DT8021 Ed 2016 Practical Phase 1
Contents
Objectives
The objective of phase 1 is to apply the following techniques and tools in a practical case study:
- Interface design,
- Test-Driven Development,
- Functional test design, and
- Unit Testing and jUnit tool.
General Description
There are two processor boards in this system: Arduino and Odroid that are connected using a USB connection. We only implement a Java class representing the basic communication functionality for the Arduino board. We model the data that is to be passed using the USB connection as internal (private) bitstream data structures in our class.
The first phase of this project concerns test-driven development of the Arduino communication module. This module implements the functionalities regarding adding new sensor data to the output bitstream buffer, reading the latest speed and angle data from the input bitstream buffer, removing an arbitrary number of bits from the output bitstream buffer and adding an arbitrary number of bits to the input bitstream buffer.
The former two interfaces (sending sensor data and reading speed data) are used by the higher level sensor and control modules on Arduino and the latter two interfaces (removing and adding bits from/to the buffers) are called by the lower level communication modules responsible for the USB connection.
The USB connection is unreliable and hence the interfaces to the higher-level modules should be able to deal with corrupted bitstreams that result from connection loss or collisions.
The following list provides more details of the functionality of these interfaces
- Send Sensor Data: This interface has three input parameters (torque, ultra_distance and ir_distance). You may assume that all these parameters are double precision floating point values. It is your choice how to convert these values into packets of bitstreams with appropriate delimiters and error detection or error correction bits. Having proper delimiters and error detection mechanisms for each packet is mandatory: there should be appropriate and unique delimiters marking the start and the end of a packet and between each of the three data items in a packet.
- Read speed and torque: This interface reads from the private field (attribute) containing the current bitstream from received from the network; it returns an object of a class with two attributes: speed and torque. It searches for the delimeter specifying the beginning of the next packet (ignores the bits until there), reads the bits of a whole packet, runs the error detection mechanism to make sure that the packet is not corrupted and if so, puts the values for speed and torque in an object and returns its reference. Otherwise, it searches for the next packet until it finds an uncorrupted packet.
- Write to input buffer: This interface has two parameters: a non-negative number "n" and a bitstream "s" and its appends the first "n" bits of "s' into the end of the input buffer bitstream. (The way a bitstream is implemented is a design choice for you.) It returns 0 if the operation has been successful and a constant non-zero value denoting an error code, otherwise.
- Read from output buffer: This interface has one parameter: a non-negative number "n" and it removes "n" bits from the beginning of the output buffer stream. It returns an object containing an error code (zero if the operation has been successful) and a bitstream with these "n" bits.
Deliverables
There are two main deliverables for this phase: a single pdf file documenting the outcome of each and every of the following steps and a .zip file containing the source code of the software implemented as the final outcome of this phase.
Part 1: Interface and Test Design
Before starting any implementation, think of the structure of your packets in the output and input bitstream. Write a short section in your first deliverable about the packets: the delimeters, the content, and the error detection or recovery mechanism used.
The next part of this deliverable concerns the interface and the test design of the above-specified module. For the interface, you need to specify the signature of the methods: name, input argument types, and output return type. For each interface method, you need to give its specification in the following form:
/** Description Pre-condition: Post-condition: Test-cases: */
To design your tests, first use one of the functional testing methods (preferably: classification tree or decision table) to partition the domain of different inputs (or output) using the above-given requirements.

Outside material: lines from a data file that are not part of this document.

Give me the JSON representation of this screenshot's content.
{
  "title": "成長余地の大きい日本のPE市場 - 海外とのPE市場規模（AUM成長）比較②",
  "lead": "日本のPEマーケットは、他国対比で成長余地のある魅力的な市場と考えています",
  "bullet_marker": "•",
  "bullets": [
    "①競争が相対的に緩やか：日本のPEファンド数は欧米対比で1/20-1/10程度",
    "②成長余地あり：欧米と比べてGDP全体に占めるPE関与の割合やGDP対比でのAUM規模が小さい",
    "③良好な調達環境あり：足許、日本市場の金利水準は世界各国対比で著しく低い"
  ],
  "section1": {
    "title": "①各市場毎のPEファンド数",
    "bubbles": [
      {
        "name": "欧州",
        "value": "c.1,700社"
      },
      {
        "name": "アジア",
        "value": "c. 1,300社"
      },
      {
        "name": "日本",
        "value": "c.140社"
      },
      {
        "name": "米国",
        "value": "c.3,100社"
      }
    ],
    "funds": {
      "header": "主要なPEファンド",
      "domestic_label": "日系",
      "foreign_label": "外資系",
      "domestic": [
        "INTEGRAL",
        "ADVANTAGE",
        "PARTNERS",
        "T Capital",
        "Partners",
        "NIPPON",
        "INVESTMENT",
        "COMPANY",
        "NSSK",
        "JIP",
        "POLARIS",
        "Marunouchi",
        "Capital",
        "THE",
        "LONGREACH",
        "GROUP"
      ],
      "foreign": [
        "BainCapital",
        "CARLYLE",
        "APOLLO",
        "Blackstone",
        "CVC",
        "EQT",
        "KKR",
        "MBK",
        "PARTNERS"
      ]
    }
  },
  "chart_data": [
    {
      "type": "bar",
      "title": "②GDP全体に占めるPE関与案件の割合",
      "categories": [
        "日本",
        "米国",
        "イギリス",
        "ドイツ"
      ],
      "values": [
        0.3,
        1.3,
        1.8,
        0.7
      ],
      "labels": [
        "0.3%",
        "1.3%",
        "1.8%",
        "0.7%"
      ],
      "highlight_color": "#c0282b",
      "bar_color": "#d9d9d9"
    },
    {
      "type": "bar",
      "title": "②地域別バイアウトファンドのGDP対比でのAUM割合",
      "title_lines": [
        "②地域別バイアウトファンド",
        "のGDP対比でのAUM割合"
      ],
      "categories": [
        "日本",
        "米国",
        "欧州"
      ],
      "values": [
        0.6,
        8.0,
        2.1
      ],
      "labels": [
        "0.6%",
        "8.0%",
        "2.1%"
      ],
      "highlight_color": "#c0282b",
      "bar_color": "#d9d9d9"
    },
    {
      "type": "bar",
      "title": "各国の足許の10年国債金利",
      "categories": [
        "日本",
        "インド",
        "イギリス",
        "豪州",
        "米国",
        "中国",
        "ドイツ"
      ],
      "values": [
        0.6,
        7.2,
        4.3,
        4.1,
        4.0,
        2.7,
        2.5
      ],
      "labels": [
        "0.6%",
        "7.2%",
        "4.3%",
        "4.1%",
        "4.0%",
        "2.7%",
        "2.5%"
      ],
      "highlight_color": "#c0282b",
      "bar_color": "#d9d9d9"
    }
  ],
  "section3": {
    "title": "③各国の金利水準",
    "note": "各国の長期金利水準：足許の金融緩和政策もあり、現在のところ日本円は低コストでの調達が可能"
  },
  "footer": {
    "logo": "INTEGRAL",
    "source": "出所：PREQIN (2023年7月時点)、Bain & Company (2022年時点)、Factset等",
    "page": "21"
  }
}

Then define a test suite (a set of test-case) with concrete input values and expected outputs.
Your deliverables will be judged based on:
- soundness: whether the packet structure and the interfaces have been correctly specified (according to the requirements), the test technique has been correctly exploited to design test cases, and
- completeness: whether all requirements have been considered and all test-cases necessary to cover them have been given.
Part 2: Test Driven Development
For each and every method, apply the principles of test-driven development to implement the interfaces in order to satisfy each and every test-case. Each line of code should be augmented with the reason why it has been added (which test case it is supposed to satisfy). Before you start each step in the implementation, implement a test-case as a jUnit test, observe how it fails, add the line(s) of code necessary to satisfy it, observe that all tests pass afterwards and comment the line(s) of code to specify why they have been added. In your report, describe in a step-wise manner how each piece of implementation has been added to fulfil a test-case.
Part 3: Self- and Group-Evaluation
Write a paragraph describing the parts of the deliverables you have contributed to. Also, estimate the amount of effort each and every group member has spent on the whole phase both in hours and in percentage. Note that for each group member you should report a separate pair of numbers (hours and percentage of the total work).
This deliverable should be send by each group member in a separate email sent on the same day to the supervisor handling your other deliverables.
Group submission will not be accepted.
Your mark on each deliverable will be judged based on the quality of the deliverable, the result of the discussion, and the share of work you seem to have performed according to the self- and group evaluations.